BMJ Open.2023 Jul 21;13(7):e073258

Association between chiropractic spinal manipulation and gabapentin prescription in adults with radicular low back pain: retrospective cohort study using US data

Robert J Trager, Zachary A Cupler, Roshini Srinivasan, Regina M Casselberry, Jaime A Perez, Jeffery A Dusek

Abstract:

Objectives: Radicular low back pain (rLBP) is often treated off-label with gabapentin or by chiropractors using chiropractic spinal manipulative therapy (CSMT). To date, no studies have examined the association between these interventions. We hypothesised that adults under 50 years of age receiving CSMT for newly diagnosed rLBP would have reduced odds of receiving a gabapentin prescription over 1 year-follow-up. Design: Retrospective cohort study. Setting: US network including linked medical records, medical claims and pharmacy claims of >122 million patients attending large healthcare organisations (TriNetX), queried 15 June 2023, yielding data from 2017 to 2023. Participants: Adults aged 18-49 were included at their first occurrence of rLBP diagnosis. Exclusions were severe pathology, other spinal conditions, on-label gabapentin indications and gabapentin contraindications. Propensity score matching controlled for variables associated with gabapentin use and receipt of prescription medication over the preceding year. Interventions: Patients were divided into CSMT or usual medical care cohorts based on the care received on the index date of rLBP diagnosis. Primary and secondary outcome measures: OR for gabapentin prescription. Results: After propensity matching, there were 1635 patients per cohort (mean age 36.3±8.6 years, 60% women). Gabapentin prescription over 1-year follow-up was significantly lower in the CSMT cohort compared with the usual medical care cohort, with an OR (95% CI) of 0.53 (0.40 to 0.71; p<0.0001). Sensitivity analyses revealed early divergence in cumulative incidence of prescription; and no significant between-cohort difference in a negative control outcome (gastrointestinal medication) suggesting adequate control for pharmacological care preference.
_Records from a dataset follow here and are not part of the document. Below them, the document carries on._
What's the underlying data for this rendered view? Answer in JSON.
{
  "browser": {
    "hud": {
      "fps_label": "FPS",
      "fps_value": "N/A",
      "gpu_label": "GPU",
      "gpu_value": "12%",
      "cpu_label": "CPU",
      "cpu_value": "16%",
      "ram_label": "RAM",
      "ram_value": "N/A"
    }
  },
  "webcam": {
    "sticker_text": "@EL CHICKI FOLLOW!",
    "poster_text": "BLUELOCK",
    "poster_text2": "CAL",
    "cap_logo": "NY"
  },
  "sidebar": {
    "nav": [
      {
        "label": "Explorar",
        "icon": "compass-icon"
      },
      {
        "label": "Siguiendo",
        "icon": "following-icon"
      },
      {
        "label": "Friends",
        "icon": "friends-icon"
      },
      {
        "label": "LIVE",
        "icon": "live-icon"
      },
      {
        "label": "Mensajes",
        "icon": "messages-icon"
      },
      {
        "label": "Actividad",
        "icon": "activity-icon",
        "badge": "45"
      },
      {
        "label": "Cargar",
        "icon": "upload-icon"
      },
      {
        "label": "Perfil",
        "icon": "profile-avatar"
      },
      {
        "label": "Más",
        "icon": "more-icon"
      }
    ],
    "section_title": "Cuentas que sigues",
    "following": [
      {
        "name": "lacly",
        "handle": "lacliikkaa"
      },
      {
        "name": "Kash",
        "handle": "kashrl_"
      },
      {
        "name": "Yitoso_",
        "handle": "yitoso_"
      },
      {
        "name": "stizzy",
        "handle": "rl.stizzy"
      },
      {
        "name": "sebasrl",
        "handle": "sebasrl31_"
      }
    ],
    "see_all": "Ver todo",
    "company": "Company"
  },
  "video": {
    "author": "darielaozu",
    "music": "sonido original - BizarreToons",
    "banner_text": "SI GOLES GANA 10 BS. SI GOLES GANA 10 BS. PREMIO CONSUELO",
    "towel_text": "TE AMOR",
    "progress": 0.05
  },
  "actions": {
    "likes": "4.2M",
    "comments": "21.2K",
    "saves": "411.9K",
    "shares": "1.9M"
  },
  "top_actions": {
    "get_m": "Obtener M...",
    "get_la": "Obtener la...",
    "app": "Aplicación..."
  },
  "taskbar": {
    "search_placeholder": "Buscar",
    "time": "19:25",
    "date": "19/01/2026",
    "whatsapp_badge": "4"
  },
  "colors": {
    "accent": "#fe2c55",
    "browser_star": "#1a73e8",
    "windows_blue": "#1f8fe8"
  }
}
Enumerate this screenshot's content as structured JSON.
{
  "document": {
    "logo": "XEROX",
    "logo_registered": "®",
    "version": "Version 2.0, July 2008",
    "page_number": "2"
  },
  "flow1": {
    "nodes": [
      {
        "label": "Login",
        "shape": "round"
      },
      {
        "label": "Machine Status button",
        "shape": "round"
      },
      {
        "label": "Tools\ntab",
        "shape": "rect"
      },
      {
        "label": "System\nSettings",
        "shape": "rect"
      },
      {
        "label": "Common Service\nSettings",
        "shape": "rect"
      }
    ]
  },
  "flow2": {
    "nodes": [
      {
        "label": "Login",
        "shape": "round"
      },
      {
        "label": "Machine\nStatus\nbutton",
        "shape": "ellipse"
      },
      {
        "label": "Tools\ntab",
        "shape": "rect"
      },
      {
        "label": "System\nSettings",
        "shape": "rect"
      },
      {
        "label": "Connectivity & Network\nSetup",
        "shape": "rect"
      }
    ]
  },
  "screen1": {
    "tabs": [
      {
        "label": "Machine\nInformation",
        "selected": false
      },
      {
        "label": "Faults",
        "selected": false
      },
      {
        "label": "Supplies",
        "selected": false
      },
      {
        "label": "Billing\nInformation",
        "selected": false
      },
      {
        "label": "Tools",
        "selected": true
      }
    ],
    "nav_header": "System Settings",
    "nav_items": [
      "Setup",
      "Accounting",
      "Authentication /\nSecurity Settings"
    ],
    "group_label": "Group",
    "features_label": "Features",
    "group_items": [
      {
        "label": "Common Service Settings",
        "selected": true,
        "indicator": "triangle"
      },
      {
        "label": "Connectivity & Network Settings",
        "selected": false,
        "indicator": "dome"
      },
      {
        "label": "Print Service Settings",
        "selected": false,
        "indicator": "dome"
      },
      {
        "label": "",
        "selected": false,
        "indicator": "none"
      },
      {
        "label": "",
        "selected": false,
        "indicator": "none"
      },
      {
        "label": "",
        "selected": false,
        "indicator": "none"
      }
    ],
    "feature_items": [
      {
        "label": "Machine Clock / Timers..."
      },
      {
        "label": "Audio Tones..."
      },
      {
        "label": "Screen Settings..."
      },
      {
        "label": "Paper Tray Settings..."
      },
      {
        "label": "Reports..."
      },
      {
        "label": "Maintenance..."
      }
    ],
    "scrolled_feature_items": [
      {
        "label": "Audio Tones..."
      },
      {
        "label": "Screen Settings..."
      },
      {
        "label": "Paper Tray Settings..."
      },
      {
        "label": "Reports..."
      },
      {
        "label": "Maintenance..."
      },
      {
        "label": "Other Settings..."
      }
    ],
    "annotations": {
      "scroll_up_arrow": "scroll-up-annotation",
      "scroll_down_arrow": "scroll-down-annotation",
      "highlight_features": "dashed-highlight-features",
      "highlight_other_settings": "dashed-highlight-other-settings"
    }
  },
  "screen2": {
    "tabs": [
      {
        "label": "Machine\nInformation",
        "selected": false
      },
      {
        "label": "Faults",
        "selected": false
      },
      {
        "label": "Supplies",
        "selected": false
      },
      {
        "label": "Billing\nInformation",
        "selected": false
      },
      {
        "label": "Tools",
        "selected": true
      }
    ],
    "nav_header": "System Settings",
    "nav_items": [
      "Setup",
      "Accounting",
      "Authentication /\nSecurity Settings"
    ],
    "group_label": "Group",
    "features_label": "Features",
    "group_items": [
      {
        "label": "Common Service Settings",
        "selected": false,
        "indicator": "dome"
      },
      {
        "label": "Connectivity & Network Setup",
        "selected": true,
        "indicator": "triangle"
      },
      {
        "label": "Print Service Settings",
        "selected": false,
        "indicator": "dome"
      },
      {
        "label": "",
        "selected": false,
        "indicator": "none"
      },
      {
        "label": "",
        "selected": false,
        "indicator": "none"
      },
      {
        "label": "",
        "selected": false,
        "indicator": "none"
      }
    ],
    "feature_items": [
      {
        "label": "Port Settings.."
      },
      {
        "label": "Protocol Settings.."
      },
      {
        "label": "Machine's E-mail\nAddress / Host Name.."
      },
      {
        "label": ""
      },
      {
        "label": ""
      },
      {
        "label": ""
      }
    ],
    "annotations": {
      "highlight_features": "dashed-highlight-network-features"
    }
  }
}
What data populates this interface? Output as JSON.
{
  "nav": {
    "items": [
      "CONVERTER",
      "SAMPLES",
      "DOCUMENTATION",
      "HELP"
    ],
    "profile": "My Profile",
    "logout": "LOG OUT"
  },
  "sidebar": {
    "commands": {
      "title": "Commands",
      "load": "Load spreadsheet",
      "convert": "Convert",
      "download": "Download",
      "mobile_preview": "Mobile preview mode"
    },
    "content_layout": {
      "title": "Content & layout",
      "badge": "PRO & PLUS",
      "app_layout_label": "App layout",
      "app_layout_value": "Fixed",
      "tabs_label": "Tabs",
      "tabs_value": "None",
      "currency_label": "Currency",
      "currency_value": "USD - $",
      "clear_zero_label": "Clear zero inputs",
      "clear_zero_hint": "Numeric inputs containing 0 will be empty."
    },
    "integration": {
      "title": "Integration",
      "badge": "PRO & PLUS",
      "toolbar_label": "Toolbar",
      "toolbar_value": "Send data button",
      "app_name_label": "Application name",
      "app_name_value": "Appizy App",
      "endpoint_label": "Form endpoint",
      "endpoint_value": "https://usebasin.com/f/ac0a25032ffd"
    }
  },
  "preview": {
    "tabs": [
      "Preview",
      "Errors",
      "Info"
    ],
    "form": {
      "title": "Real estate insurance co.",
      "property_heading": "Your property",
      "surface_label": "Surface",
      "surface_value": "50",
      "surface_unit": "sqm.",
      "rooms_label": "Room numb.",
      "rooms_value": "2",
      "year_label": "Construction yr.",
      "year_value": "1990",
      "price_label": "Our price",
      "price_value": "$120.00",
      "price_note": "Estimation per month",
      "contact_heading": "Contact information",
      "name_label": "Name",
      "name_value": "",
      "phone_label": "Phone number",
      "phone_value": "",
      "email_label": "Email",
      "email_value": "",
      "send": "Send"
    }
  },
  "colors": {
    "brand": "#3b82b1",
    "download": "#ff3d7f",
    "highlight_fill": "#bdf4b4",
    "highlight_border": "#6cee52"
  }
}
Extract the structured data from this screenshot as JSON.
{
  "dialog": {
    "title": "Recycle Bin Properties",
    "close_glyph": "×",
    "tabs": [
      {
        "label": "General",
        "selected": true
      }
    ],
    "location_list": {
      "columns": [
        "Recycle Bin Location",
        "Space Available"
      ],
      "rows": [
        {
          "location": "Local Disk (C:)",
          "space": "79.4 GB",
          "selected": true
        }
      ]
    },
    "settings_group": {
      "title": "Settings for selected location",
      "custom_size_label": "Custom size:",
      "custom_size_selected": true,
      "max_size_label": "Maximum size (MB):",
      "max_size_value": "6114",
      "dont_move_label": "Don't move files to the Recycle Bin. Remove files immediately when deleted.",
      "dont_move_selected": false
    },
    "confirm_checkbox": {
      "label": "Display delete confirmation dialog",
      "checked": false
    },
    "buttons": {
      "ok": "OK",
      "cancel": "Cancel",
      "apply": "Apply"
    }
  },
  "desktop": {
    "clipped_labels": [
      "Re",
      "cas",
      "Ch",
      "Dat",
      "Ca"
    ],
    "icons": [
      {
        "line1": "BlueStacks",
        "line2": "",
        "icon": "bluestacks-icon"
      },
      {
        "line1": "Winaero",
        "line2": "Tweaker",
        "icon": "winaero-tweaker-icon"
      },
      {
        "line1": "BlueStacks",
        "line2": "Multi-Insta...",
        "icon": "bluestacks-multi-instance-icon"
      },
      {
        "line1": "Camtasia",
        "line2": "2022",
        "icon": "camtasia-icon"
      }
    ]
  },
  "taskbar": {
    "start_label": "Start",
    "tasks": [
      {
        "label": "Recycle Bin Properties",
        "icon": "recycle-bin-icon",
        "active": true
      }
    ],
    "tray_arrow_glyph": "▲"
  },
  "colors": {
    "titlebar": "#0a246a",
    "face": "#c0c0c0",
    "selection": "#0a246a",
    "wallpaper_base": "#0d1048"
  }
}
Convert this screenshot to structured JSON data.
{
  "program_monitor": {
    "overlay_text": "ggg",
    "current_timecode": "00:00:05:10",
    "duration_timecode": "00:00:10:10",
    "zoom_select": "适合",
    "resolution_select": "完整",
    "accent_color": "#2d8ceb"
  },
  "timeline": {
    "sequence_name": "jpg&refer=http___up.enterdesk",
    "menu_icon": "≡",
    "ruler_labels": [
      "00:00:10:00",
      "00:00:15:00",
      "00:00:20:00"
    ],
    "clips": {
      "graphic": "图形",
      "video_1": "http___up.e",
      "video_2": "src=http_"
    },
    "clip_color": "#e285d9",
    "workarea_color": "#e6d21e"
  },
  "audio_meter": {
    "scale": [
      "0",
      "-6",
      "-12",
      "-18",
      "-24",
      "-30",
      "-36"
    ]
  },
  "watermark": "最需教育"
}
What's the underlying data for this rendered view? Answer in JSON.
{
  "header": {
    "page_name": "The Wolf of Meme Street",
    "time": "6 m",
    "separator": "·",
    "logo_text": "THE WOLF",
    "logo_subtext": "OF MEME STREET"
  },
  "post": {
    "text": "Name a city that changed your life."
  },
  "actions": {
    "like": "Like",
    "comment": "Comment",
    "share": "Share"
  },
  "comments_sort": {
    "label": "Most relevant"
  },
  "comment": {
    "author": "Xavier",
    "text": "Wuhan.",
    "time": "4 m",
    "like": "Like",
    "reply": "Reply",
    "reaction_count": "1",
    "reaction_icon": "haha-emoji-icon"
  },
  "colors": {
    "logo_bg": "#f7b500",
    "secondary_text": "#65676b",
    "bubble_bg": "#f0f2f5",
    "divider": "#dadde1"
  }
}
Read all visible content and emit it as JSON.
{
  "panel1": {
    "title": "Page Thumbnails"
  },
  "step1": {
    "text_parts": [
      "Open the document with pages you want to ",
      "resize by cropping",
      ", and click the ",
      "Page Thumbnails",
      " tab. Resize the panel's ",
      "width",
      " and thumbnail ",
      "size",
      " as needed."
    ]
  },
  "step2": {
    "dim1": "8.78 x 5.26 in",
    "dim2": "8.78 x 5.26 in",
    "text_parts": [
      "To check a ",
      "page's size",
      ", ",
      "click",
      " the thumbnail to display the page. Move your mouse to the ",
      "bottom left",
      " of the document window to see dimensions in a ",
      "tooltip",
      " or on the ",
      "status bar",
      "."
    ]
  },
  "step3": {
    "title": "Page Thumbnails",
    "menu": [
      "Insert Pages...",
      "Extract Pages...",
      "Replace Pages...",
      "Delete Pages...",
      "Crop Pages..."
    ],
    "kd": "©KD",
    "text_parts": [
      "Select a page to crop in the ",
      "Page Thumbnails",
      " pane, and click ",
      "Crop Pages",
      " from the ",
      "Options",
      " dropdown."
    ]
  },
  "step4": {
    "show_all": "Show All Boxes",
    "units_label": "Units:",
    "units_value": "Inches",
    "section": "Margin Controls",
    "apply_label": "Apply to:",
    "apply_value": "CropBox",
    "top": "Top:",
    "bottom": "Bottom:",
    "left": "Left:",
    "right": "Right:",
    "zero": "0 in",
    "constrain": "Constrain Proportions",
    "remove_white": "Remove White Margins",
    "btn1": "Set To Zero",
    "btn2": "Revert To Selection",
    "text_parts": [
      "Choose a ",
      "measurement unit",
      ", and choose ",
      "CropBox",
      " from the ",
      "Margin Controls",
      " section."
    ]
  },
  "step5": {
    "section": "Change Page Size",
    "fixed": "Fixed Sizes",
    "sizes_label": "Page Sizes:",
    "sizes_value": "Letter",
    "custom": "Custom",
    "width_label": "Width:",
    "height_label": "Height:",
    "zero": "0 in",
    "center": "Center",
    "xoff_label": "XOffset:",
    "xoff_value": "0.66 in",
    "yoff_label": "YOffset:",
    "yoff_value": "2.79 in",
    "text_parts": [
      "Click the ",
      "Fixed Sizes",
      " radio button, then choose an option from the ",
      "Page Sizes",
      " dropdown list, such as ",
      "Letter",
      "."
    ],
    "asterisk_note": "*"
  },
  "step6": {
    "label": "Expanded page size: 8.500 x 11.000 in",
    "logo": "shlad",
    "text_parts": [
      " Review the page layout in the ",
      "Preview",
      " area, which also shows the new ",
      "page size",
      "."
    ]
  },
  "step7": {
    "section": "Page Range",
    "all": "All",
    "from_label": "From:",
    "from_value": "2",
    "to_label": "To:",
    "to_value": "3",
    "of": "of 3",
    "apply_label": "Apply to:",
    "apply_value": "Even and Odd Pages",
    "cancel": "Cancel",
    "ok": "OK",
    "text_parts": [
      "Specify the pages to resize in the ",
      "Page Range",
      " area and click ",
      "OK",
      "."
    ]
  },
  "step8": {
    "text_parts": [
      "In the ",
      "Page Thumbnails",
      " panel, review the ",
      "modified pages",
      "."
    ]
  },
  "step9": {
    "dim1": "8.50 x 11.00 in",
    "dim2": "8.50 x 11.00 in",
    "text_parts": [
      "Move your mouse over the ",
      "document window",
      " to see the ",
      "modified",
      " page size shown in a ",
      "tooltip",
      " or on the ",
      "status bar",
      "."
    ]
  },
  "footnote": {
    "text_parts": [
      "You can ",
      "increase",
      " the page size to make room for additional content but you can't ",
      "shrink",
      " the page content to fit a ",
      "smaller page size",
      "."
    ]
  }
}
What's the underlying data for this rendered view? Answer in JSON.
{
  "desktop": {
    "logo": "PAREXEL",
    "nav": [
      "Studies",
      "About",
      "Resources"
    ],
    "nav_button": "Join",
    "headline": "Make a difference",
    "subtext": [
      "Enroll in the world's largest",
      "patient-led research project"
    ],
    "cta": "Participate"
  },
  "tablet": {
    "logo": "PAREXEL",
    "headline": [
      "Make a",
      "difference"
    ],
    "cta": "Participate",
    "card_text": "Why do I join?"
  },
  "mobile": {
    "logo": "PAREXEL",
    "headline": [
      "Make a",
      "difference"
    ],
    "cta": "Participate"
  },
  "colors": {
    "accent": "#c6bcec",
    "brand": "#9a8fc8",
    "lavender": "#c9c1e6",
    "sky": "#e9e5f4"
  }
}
Conclusions: Our findings suggest that US adults receiving CSMT for newly diagnosed rLBP have significantly reduced odds of receiving a gabapentin prescription over 1-year follow-up compared with those receiving usual medical care. Results may not be generalisable and should be replicated in other healthcare settings and corroborated by a prospective study to reduce confounding.